Computer Science Colloquia
Tuesday, December 20, 2011
Advisor: Sudhanva Gurumurthi
Attending Faculty: Kevin Skadron, Chair; Mary Lou Soffa; Joanne Bechta Dugan and Mircea Stan
Olsson Hall, Room 236D, 1:00 PM
Ph.D. Proposal Presentation
A Multi-Level Approach to Processor and Memory Reliability
We are in the era of multicore processors and it is expected that the number of the processing cores on a chip will steadily increase over the next decade, driven by Moores Law. While technology scaling paves the way for high performance multicore processors, the scaling has a dark side too: silicon reliability. The silicon reliability problems affect both the processor cores and the caches, as well as main memory. Processors and their memory system have to be designed to provide adequate protection against these reliability problems. Designing a fault-tolerant computing system is a three-step process: i) understanding the underlying reliability problem through measurement studies and field-data analysis of deployed systems, ii) abstraction of the understanding and insights gained in the first step in the form of models for each reliability phenomenon, and iii) developing protection techniques to mitigate or tolerate the reliability problems.
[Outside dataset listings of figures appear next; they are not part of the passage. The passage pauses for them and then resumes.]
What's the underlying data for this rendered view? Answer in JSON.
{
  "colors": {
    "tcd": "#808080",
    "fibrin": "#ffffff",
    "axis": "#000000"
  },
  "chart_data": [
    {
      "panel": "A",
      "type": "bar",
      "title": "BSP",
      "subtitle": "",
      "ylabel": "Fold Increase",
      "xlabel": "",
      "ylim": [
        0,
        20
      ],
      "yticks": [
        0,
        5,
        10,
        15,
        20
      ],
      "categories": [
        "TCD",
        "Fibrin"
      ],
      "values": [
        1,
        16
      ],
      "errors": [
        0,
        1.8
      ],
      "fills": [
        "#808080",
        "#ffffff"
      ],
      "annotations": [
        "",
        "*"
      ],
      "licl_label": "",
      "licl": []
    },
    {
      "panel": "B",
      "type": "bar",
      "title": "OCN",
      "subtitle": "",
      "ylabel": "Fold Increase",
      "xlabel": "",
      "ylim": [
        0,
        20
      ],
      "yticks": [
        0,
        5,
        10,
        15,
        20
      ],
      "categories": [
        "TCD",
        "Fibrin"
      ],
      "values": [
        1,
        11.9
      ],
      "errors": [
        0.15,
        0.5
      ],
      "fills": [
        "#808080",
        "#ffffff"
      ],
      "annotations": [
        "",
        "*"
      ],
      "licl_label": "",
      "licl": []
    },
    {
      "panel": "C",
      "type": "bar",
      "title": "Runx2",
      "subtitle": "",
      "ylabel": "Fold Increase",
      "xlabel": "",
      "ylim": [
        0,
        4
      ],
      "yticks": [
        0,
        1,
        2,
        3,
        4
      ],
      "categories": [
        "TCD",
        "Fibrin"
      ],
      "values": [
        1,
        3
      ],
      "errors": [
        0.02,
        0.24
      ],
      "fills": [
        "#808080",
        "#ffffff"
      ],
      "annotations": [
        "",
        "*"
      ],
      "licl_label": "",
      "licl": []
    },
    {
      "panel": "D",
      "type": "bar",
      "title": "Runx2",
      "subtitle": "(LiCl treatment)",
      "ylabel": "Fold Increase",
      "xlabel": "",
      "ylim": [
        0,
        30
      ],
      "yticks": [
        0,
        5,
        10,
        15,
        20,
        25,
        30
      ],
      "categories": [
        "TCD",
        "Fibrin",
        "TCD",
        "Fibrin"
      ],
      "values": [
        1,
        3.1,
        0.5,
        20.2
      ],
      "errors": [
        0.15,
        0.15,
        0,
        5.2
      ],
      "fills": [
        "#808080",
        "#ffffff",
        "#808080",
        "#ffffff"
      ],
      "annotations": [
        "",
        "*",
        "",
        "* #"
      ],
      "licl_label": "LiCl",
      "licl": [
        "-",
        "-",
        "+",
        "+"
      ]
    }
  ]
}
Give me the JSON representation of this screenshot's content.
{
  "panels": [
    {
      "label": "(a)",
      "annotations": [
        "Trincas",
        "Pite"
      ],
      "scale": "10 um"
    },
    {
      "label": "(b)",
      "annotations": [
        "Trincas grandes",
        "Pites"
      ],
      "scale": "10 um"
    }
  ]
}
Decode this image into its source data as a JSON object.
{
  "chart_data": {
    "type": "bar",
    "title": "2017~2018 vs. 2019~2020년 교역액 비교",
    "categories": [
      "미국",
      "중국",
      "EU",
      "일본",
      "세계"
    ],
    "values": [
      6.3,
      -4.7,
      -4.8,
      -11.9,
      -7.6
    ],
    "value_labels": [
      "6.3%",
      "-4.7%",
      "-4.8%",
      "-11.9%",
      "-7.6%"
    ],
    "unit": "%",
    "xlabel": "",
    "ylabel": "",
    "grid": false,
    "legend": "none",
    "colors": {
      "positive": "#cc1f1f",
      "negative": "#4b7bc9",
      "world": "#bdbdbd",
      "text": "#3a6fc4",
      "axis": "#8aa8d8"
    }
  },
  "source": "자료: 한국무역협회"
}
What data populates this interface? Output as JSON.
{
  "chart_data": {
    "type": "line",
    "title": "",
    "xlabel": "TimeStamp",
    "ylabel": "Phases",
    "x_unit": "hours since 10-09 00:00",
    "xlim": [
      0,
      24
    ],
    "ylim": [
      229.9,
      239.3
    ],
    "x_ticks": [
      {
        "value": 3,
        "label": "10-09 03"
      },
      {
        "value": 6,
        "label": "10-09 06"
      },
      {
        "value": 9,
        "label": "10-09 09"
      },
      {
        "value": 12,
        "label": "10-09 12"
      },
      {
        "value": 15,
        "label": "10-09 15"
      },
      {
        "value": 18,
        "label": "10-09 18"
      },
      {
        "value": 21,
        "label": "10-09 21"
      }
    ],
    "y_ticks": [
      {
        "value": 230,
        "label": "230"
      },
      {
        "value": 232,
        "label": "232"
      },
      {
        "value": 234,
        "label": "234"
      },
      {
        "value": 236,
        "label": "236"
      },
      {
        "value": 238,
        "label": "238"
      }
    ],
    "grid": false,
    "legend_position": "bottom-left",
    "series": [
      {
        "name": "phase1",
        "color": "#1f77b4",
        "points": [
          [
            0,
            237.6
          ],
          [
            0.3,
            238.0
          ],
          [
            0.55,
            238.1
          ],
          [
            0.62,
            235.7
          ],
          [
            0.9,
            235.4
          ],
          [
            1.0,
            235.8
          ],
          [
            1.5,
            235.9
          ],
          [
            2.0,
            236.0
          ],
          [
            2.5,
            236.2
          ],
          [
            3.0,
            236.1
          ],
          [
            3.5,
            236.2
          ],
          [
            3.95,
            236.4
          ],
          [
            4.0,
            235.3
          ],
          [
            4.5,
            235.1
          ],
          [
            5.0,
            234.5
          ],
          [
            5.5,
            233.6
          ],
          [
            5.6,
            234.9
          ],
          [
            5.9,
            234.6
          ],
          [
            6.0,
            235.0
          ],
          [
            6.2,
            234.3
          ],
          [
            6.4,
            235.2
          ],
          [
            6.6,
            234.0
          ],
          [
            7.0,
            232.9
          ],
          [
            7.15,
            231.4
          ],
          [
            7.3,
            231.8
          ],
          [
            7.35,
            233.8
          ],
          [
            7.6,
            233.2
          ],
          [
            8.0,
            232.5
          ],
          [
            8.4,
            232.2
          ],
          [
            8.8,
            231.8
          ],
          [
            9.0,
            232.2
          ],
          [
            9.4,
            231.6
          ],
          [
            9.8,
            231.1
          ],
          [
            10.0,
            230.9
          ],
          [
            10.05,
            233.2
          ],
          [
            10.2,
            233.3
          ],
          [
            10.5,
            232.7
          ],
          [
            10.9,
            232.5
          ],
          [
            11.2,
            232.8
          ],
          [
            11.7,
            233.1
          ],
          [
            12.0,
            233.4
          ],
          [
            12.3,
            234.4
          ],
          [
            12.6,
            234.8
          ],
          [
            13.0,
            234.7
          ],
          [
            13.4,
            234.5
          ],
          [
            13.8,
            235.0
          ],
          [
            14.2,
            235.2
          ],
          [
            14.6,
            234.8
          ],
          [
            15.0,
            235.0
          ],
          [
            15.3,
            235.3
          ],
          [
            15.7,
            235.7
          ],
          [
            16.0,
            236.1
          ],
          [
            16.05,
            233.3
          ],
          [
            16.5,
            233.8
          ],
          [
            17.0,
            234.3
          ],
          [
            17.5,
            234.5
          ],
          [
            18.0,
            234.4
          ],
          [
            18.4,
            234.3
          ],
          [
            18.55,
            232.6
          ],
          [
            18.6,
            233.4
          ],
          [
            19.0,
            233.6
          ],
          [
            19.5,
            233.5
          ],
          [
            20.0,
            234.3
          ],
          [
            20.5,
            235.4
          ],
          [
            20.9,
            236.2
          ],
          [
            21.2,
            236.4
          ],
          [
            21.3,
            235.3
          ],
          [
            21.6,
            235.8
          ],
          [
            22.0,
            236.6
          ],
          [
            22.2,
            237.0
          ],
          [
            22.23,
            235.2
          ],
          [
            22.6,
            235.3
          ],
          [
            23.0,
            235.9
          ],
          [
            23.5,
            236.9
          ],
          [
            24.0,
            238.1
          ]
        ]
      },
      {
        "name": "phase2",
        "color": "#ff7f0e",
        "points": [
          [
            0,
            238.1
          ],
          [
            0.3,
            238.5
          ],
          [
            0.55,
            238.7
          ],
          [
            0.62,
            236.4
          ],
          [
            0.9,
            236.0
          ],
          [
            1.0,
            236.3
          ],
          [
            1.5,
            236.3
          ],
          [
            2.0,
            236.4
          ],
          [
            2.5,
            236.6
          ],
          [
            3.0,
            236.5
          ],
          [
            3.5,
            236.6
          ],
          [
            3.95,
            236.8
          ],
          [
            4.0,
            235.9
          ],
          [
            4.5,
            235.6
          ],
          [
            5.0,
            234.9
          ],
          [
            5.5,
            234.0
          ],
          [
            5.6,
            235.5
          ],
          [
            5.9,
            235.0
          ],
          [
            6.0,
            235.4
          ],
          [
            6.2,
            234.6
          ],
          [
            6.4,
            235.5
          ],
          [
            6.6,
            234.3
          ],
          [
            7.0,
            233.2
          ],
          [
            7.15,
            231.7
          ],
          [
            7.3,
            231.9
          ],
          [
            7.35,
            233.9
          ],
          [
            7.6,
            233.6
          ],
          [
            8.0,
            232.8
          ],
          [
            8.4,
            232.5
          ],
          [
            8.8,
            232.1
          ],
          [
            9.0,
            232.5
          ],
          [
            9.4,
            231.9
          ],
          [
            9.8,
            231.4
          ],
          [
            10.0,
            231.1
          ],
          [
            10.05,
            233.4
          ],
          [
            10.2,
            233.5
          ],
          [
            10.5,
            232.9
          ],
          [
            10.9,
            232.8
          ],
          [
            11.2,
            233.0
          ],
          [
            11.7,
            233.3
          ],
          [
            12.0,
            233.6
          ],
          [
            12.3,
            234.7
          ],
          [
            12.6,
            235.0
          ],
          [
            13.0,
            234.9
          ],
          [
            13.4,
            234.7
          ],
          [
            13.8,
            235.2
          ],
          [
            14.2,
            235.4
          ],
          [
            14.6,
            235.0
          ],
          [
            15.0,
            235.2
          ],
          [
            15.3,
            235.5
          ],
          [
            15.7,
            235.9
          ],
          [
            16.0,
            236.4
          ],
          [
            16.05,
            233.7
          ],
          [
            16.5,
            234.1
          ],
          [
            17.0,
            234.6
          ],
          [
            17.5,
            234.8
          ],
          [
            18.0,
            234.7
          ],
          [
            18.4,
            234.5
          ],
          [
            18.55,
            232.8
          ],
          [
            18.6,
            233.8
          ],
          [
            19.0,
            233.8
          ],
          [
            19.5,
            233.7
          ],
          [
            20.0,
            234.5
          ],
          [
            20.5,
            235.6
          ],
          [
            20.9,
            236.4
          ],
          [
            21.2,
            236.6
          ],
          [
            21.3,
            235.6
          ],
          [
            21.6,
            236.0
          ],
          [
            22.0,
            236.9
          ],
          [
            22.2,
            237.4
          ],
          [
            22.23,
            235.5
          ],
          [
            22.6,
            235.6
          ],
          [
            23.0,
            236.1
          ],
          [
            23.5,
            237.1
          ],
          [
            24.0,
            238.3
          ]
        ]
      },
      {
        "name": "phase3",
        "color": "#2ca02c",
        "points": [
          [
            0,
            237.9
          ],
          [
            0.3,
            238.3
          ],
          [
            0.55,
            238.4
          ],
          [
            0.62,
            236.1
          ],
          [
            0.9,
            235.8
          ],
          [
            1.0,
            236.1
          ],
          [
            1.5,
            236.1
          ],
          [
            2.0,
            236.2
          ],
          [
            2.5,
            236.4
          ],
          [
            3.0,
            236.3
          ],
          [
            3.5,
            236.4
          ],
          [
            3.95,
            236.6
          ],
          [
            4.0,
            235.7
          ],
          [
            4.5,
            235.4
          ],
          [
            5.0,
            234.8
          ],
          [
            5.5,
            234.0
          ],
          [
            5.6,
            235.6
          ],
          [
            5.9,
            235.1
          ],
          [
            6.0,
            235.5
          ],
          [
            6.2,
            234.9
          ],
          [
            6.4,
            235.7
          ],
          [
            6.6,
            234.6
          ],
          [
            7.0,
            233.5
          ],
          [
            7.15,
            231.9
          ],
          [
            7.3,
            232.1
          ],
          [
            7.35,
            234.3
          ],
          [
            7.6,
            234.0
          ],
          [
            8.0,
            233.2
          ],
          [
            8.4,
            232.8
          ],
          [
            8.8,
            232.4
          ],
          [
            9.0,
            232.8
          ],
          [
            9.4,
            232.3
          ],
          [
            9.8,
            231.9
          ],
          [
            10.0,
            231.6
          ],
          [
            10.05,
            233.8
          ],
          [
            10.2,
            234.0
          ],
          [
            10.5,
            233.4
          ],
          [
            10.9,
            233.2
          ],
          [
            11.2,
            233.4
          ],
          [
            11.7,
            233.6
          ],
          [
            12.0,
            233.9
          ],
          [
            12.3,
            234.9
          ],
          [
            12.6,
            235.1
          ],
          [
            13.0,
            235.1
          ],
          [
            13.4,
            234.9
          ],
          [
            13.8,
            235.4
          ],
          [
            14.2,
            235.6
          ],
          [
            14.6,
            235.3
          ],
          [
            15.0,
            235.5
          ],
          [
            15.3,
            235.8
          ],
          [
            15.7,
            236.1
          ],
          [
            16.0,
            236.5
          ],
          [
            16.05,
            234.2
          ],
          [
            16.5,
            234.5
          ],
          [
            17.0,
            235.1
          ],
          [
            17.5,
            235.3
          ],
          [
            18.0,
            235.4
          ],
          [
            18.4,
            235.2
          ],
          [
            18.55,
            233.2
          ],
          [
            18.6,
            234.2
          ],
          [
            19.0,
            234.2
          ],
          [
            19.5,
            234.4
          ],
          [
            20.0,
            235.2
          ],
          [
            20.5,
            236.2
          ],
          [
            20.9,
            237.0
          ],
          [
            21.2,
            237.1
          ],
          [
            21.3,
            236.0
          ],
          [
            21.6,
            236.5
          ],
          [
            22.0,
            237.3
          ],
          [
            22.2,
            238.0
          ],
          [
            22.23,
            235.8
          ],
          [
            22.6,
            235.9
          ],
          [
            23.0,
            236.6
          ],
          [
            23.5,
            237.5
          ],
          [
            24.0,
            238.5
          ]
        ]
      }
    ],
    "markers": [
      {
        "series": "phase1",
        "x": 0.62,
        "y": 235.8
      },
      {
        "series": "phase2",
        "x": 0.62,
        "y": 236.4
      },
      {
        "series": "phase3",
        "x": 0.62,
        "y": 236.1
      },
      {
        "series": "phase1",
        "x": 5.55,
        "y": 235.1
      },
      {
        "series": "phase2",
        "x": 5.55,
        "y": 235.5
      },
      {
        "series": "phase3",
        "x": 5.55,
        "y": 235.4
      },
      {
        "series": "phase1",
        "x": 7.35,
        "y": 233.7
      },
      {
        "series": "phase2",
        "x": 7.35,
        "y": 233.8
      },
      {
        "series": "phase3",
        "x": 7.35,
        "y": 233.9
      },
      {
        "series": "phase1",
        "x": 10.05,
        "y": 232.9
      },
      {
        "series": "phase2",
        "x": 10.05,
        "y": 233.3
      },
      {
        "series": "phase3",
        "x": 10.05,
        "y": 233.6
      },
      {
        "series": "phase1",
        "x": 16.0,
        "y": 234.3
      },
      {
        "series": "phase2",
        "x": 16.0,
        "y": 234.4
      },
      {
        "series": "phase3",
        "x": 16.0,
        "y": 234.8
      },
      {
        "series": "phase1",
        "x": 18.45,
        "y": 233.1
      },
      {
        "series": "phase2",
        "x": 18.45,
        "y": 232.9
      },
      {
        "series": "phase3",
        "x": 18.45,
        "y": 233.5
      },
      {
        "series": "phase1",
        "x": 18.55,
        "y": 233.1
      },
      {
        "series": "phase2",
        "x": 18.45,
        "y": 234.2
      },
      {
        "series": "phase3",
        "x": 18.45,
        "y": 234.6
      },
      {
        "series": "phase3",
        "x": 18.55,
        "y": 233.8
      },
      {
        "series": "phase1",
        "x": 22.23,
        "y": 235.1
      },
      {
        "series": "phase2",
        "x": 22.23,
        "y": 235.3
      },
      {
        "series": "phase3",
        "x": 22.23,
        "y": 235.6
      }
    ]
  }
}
While this three-step measurement-modeling-optimization process may appear straightforward, there are several challenges one has to address in applying this methodology. Designing a reliable computer system is a large and complex multi-dimensional and multi-level problem, comprising of different hardware blocks, reliability phenomena, design layers, metrics, and optimization techniques. This dissertation proposes to target a subset of this large problem space. This dissertation will consider both the processor and main memory. For the processor, it will consider two key reliability phenomena, namely: Bias Temperature Instability (BTI) and Process Variations (PV). The proposed research will involve measurement studies from chips that contain PMOS and NMOS devices, the development of models that are suitable for architecture analysis, and the development of mitigation techniques for both logic and memory structures. For main memory, this dissertation will present an analysis of field-data collected from 30,000 systems deployed in data centers and will develop a model for main memory reliability based on that analysis.